SUSAN SONTAG, 1933 – 2004
Susan Sontag, author, activist, and critic, died in New York today at 71.
A tremendously influential figure in post-war American culture, and one of the last remaining people for whom the term “public intellectual” might apply, Sontag had a special relationship with cinema, occasionally directing experimental films but more often influencing films, filmmakers and other critics with her writing. Essays such as “Notes on Camp,” which found an alternative and politically transgressive means of valuing culture through gay aesthetics, “Against Interpretation,” which argued against the critical reduction of art to easily identifiable themes and messages, and “On Photography” which examined how the medium of photography and its particular poetics affects the way we look at a picture (“All photographs are momento mori. To take a photograph is to participate in another person’s (or things) mortality, vulnerability, mutability. Precisely by slicing out this moment and freezing it, all photographs testify to time’s relentless melt.”) were major cultural statements that artists in all disciplines reacted in some way too.

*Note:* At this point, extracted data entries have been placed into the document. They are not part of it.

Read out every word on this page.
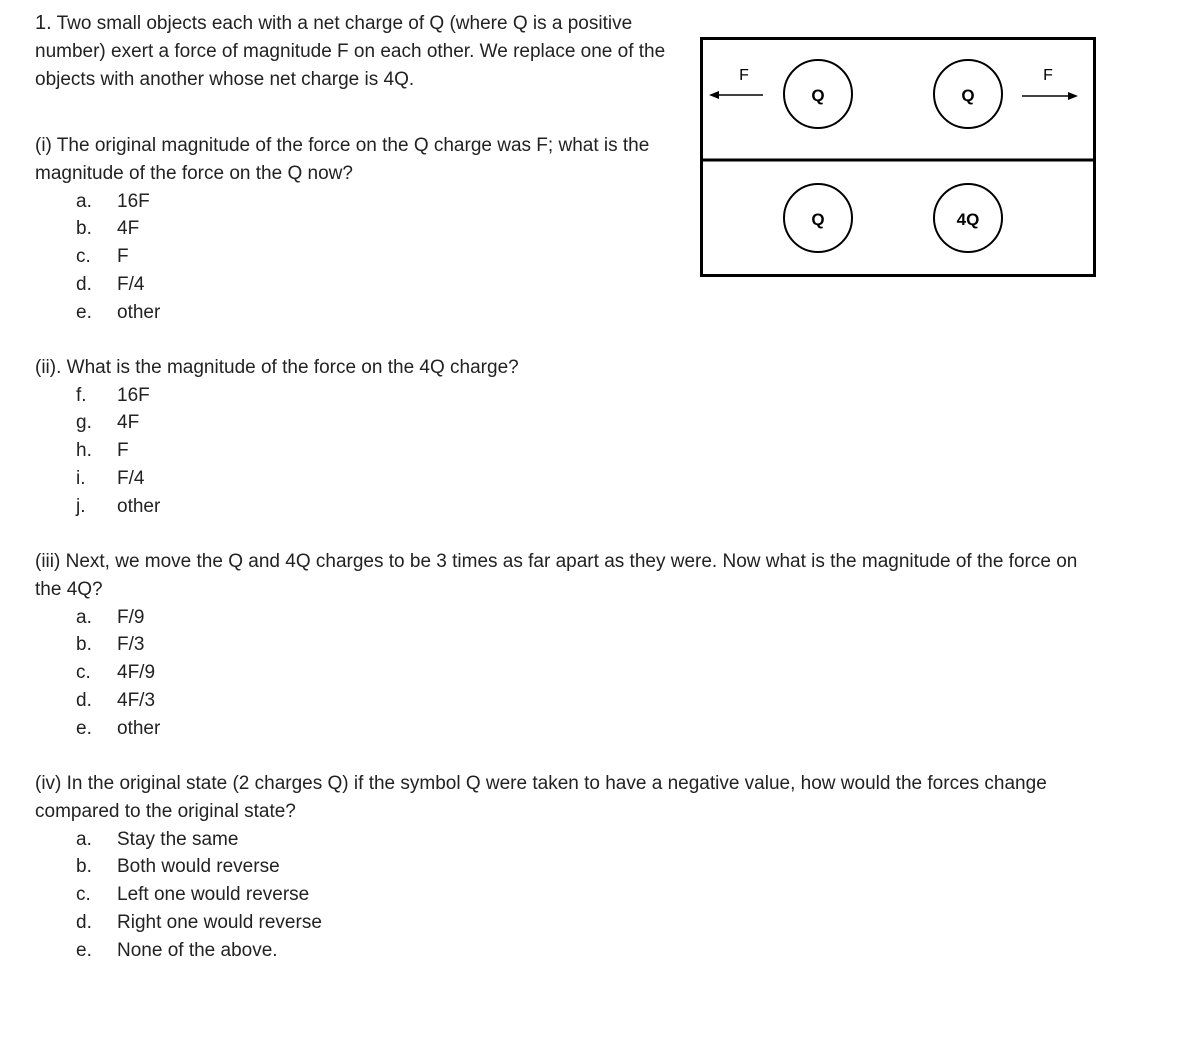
1. Two small objects each with a net charge of Q (where Q is a positive number) exert a force of magnitude F on each other. We replace one of the objects with another whose net charge is 4Q.	F
Q	Q
F
Q	4Q
(i) The original magnitude of the force on the Q charge was F; what is the magnitude of the force on the Q now?
a. 16F
b. 4F
c. F
d. F/4
e. other
(ii). What is the magnitude of the force on the 4Q charge?
f. 16F
g. 4F
h. F
i. F/4
j. other
(iii) Next, we move the Q and 4Q charges to be 3 times as far apart as they were. Now what is the magnitude of the force on the 4Q?
a. F/9
b. F/3
c. 4F/9
d. 4F/3
e. other
(iv) In the original state (2 charges Q) if the symbol Q were taken to have a negative value, how would the forces change compared to the original state?
a. Stay the same
b. Both would reverse
c. Left one would reverse
d. Right one would reverse
e. None of the above.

A major supporter of European and Asian art cinema, Sontag wrote, in 1995, an essay, “The Decay of Cinema,” in which she bemoaned the passing of what she dubbed “cinephelia”: “Cinephelia is the name of the very specific kind of love that cinema inspired. Each art breeds its fanatics. The love that cinema inspired, however, was special. It was born of the conviction that cinema was an art unlike any other; quintessentially modern; distinctively accessible; poetic and mysterious and erotic and moral — all at the same time.”
Arguing that globalization was destroying the values of cinema as art, Sontag went on to write that great films could only be “heroic violations of the norms and practices which now govern movie-making everywhere in the capitalist and would-be capitalist world — which is to say, everywhere”. She particularly supported the work of Bela Tarr, helping organize screenings of his The Werckmeister Harmonies to garner stateside interest, and over the years wrote provocatively about the work of, among many others, Robert Bresson (“He has worked out a form that perfectly expresses and accompanies what he wants to say. In fact, it is what he wants to say.”), Chris Marker, Jack Smith, and, more negatively, Leni Riefenstahl, who, in “Fascinating Fascism,” she argued was a propagandist, not a documentarian.
Her own films include Brother Carl, Duet for Cannibals, and Promised Land.